Spark context is available as sc, SQL context is available as sqlContext
>
The Spark context is available as sc, SQL context is available as sqlContext. If you are working from the SparkR shell, the SQLContext and SparkContext should already be created for you.If not, you can create them manually
sc <- sparkR.init()
sqlContext <- sparkRSQL.init(sc)
SparkR Data Frames
Let's start by creating a simple local R data frame.
>localDF<-data.frame(name=c("Ana","Anna","Sarah","Tina","Tom"),age=c(11,12,8,10,12))
> localDF
name age
1 Ana 11
2 Anna 12
3 Sarah 8
4 Tina 10
5 Tom 12
Next, convert the local R data frame to a spark data frame - SparkR DataFrames support a number of functions to do structured data processing. Few examples
> sDF<-createDataFrame(sqlContext,localDF)
> head(select(sDF, "name"))
name
1 Ana
2 Anna
3 Sarah
4 Tina
5 Tom
> head(filter(sDF, sDF$age > 10))
name age
1 Ana 11
2 Anna 12
3 Tom 12
In addition SparkR data frames support a number of commonly used functions to aggregate data after grouping.
This time let's use the faithful example local data frame 'faithful' that comes with the spark distribution. First we will convert it to a spark DF using sqlContext
faithDF <- createDataFrame(sqlContext, faithful)
> head(faithDF)
eruptions waiting
1 3.600 79
2 1.800 54
3 3.333 74
4 2.283 62
5 4.533 85
6 2.883 55
> head(summarize(groupBy(faithDF, faithDF$waiting), count = n(faithDF$waiting)))
waiting count
1 81 13
2 60 6
3 68 1
4 93 2
5 80 8
6 47 4
Setting up RStudio with SparkR
RStudio, the defacto IDE for for R is also pretty easy to setup to work with SparkR, both for the desktop and the server versions. The steps below are for RStudio server, but the desktop one shouldn't be much different.

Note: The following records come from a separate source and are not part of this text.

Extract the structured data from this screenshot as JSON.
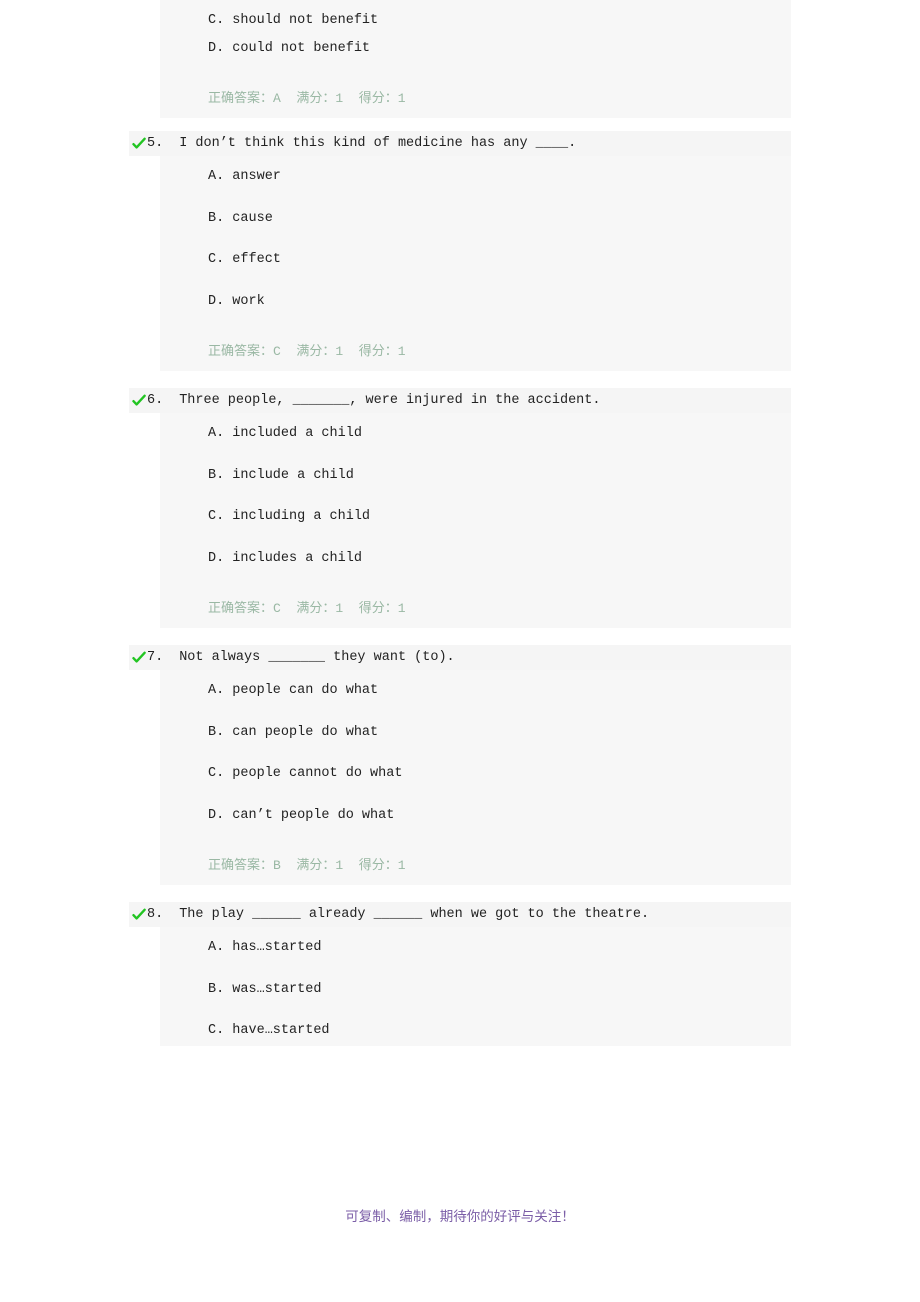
{
  "document": {
    "type": "online-quiz-result",
    "footer_note": "可复制、编制，期待你的好评与关注！",
    "footer_color": "#7b5ea7",
    "check_color": "#22c522",
    "answer_color": "#9ab8a4",
    "header_bg": "#f5f5f5",
    "body_bg": "#f7f7f7",
    "page_bg": "#ffffff"
  },
  "answer_labels": {
    "correct": "正确答案：",
    "full_score": "满分：",
    "score": "得分："
  },
  "questions": [
    {
      "number": "",
      "stem": "",
      "partial_top": true,
      "checked": false,
      "options": [
        "C. should not benefit",
        "D. could not benefit"
      ],
      "answer_line": "正确答案：A  满分：1  得分：1",
      "correct": "A",
      "full_score": "1",
      "score": "1"
    },
    {
      "number": "5.",
      "stem": "I don’t think this kind of medicine has any ____.",
      "checked": true,
      "check_icon": "check-mark-icon",
      "options": [
        "A. answer",
        "B. cause",
        "C. effect",
        "D. work"
      ],
      "answer_line": "正确答案：C  满分：1  得分：1",
      "correct": "C",
      "full_score": "1",
      "score": "1"
    },
    {
      "number": "6.",
      "stem": "Three people, _______, were injured in the accident.",
      "checked": true,
      "check_icon": "check-mark-icon",
      "options": [
        "A. included a child",
        "B. include a child",
        "C. including a child",
        "D. includes a child"
      ],
      "answer_line": "正确答案：C  满分：1  得分：1",
      "correct": "C",
      "full_score": "1",
      "score": "1"
    },
    {
      "number": "7.",
      "stem": "Not always _______ they want (to).",
      "checked": true,
      "check_icon": "check-mark-icon",
      "options": [
        "A. people can do what",
        "B. can people do what",
        "C. people cannot do what",
        "D. can’t people do what"
      ],
      "answer_line": "正确答案：B  满分：1  得分：1",
      "correct": "B",
      "full_score": "1",
      "score": "1"
    },
    {
      "number": "8.",
      "stem": "The play ______ already ______ when we got to the theatre.",
      "checked": true,
      "check_icon": "check-mark-icon",
      "partial_bottom": true,
      "options": [
        "A. has…started",
        "B. was…started",
        "C. have…started"
      ],
      "answer_line": "",
      "correct": "",
      "full_score": "",
      "score": ""
    }
  ]
}
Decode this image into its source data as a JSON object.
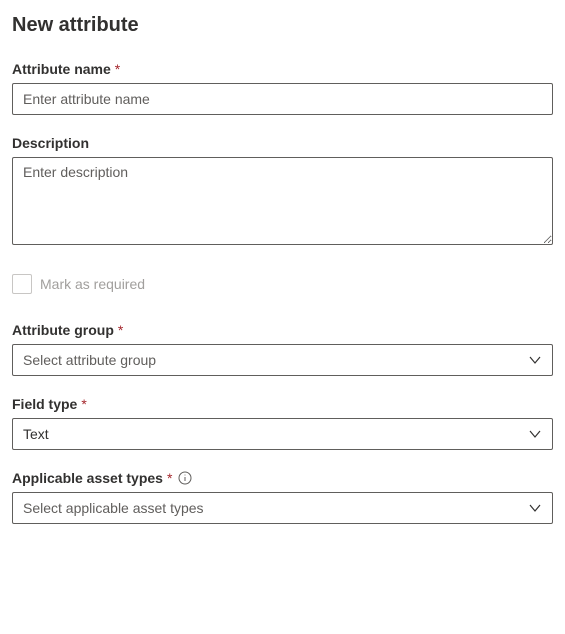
{
  "page": {
    "title": "New attribute"
  },
  "fields": {
    "attributeName": {
      "label": "Attribute name",
      "placeholder": "Enter attribute name",
      "value": "",
      "required": true
    },
    "description": {
      "label": "Description",
      "placeholder": "Enter description",
      "value": "",
      "required": false
    },
    "markRequired": {
      "label": "Mark as required",
      "checked": false,
      "disabled": true
    },
    "attributeGroup": {
      "label": "Attribute group",
      "placeholder": "Select attribute group",
      "value": "",
      "required": true
    },
    "fieldType": {
      "label": "Field type",
      "value": "Text",
      "required": true
    },
    "applicableAssetTypes": {
      "label": "Applicable asset types",
      "placeholder": "Select applicable asset types",
      "value": "",
      "required": true,
      "hasInfo": true
    }
  },
  "symbols": {
    "asterisk": "*"
  }
}
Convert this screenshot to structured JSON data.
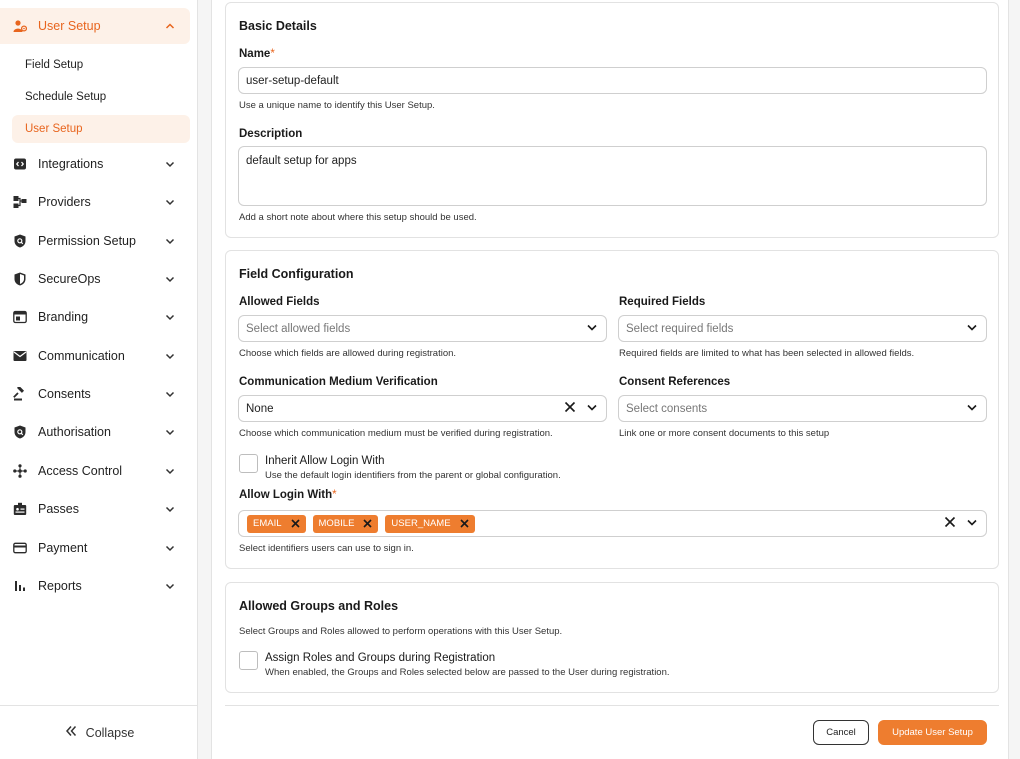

Set a environment variable inside RStudio to point to your Spark home and the library paths for Spark. Next just load SparkR as you any other R package
> Sys.setenv(SPARK_HOME="/srv/spark")
> .libPaths(c(file.path(Sys.getenv("SPARK_HOME"), "R", "lib"), .libPaths()))
> library(SparkR)
Attaching package: ‘SparkR’
Before you can using SparkR from Rstudio, you will need to create the spark context and initialize the sqlContext manually. Remember is created automatically only when you use sparkR from the console.
> sc<-sparkR.init()
Launching java with spark-submit command /srv/spark/bin/spark-submit sparkr-shell /tmp/RtmpucYqcU/backend_port5e966f6f9d84
...
...
...
> sqlContext<-sparkRSQL.init(sc)
>
That's it, you can now run your R jobs using sparkR from within RStudio.
You can also view the status of your R jobs on spark from the standard spark UI. Just point your browser to http://myawesomeserver:4040
To stop the Spark context
This will also terminate the connected backend R session.
That's about it to get you started with exploring your data at scale using R on Apache Spark.